Mesmo com a responsabilidade atrelada à profissão, a situação fica complexa quando falamos do presidente da República. Por mais inconsequente que sejam as declarações, é necessário também que os veículos informem sobre o que diz Jair Bolsonaro. No papel de autoridade, qualquer ação do chefe do Executivo é observada. Por isso, é importante que o nível de atenção voltado para cada um dos lados, entre política e ciência, seja notado e voltado para o que é melhor para a população. Na reportagem em questão, as inverdades ditas pelo presidente aparecem com destaque maior que o esclarecimento de fatos, que são inseridos apenas no final do texto e de forma discreta no título.
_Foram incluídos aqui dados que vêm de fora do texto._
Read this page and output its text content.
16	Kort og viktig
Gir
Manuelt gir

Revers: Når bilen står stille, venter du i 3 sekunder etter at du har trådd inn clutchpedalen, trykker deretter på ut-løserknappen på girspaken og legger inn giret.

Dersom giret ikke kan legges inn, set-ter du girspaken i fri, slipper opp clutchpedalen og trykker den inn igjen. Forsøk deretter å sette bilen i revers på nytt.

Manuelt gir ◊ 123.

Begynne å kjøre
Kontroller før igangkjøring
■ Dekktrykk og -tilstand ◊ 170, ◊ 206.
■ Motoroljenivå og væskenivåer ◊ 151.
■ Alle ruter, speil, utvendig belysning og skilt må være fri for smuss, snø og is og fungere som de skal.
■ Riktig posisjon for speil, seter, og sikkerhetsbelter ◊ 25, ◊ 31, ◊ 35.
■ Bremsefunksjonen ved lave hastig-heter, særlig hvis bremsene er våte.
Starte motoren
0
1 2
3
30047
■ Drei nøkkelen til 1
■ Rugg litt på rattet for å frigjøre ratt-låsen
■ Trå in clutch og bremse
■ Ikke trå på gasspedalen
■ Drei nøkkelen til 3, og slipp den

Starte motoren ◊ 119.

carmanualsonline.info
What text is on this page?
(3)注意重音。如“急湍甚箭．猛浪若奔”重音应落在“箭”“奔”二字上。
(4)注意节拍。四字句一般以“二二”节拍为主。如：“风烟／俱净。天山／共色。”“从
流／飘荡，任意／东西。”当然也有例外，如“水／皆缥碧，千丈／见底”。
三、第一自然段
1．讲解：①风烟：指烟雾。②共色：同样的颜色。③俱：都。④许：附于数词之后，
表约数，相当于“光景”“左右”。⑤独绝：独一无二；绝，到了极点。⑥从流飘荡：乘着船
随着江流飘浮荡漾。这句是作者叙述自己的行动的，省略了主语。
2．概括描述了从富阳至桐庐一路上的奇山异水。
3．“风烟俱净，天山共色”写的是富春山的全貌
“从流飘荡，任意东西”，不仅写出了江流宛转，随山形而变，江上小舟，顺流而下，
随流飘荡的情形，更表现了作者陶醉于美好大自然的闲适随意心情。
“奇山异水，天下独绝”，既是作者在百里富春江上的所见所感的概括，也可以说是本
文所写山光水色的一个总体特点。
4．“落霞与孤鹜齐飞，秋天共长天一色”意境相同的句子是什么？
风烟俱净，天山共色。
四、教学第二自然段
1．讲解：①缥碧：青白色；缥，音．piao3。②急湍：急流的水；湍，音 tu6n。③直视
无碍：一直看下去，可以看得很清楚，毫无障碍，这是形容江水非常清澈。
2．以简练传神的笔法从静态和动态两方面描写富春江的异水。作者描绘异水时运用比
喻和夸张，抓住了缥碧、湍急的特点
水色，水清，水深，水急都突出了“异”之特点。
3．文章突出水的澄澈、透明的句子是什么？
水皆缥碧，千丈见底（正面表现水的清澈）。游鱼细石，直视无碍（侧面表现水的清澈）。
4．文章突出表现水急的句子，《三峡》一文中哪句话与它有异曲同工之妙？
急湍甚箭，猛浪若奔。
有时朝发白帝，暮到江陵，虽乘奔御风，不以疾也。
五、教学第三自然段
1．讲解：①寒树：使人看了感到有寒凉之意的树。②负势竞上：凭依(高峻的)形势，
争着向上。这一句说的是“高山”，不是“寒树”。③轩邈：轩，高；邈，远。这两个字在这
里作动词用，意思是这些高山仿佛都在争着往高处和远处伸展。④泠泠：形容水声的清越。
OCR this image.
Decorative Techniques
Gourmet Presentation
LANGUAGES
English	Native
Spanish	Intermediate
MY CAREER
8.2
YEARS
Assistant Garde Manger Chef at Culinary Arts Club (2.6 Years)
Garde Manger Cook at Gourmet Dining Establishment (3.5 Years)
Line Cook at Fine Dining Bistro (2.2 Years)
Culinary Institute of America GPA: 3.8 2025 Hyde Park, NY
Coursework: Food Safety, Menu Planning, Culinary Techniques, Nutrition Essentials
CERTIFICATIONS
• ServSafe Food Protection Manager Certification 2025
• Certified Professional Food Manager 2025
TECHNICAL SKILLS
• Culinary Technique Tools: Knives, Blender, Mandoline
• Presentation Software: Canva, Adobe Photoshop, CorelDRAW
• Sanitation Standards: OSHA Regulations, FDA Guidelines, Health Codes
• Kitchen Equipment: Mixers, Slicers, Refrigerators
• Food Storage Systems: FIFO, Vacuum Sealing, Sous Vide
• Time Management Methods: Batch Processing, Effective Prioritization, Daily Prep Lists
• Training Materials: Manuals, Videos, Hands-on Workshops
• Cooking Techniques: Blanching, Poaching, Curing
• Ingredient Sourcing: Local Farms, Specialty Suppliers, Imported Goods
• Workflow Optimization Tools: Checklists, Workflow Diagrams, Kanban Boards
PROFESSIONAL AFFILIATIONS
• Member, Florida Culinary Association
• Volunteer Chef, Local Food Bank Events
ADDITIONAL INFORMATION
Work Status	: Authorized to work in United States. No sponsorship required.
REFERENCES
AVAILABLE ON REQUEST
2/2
A responsabilidade coletiva, o dever de informar e a relação de poder e credibilidade que o jornalismo criou com a população precisam ser utilizados em momentos anormais como os que enfrentamos. Principalmente quando autoridades, em cargos altos, usam os eleitores com perspectiva influenciada pela admiração e pelas declarações baseadas em suposições não verdadeiras para enfrentar um período delicado. Dessa forma, os veículos precisam priorizar os fatos científicos quando noticiam a pandemia, deixando de lado as propositais interferências políticas que observamos no Brasil. Hoje, o jornalismo é a única ferramenta com poder para o direcionamento necessário do combate à pandemia.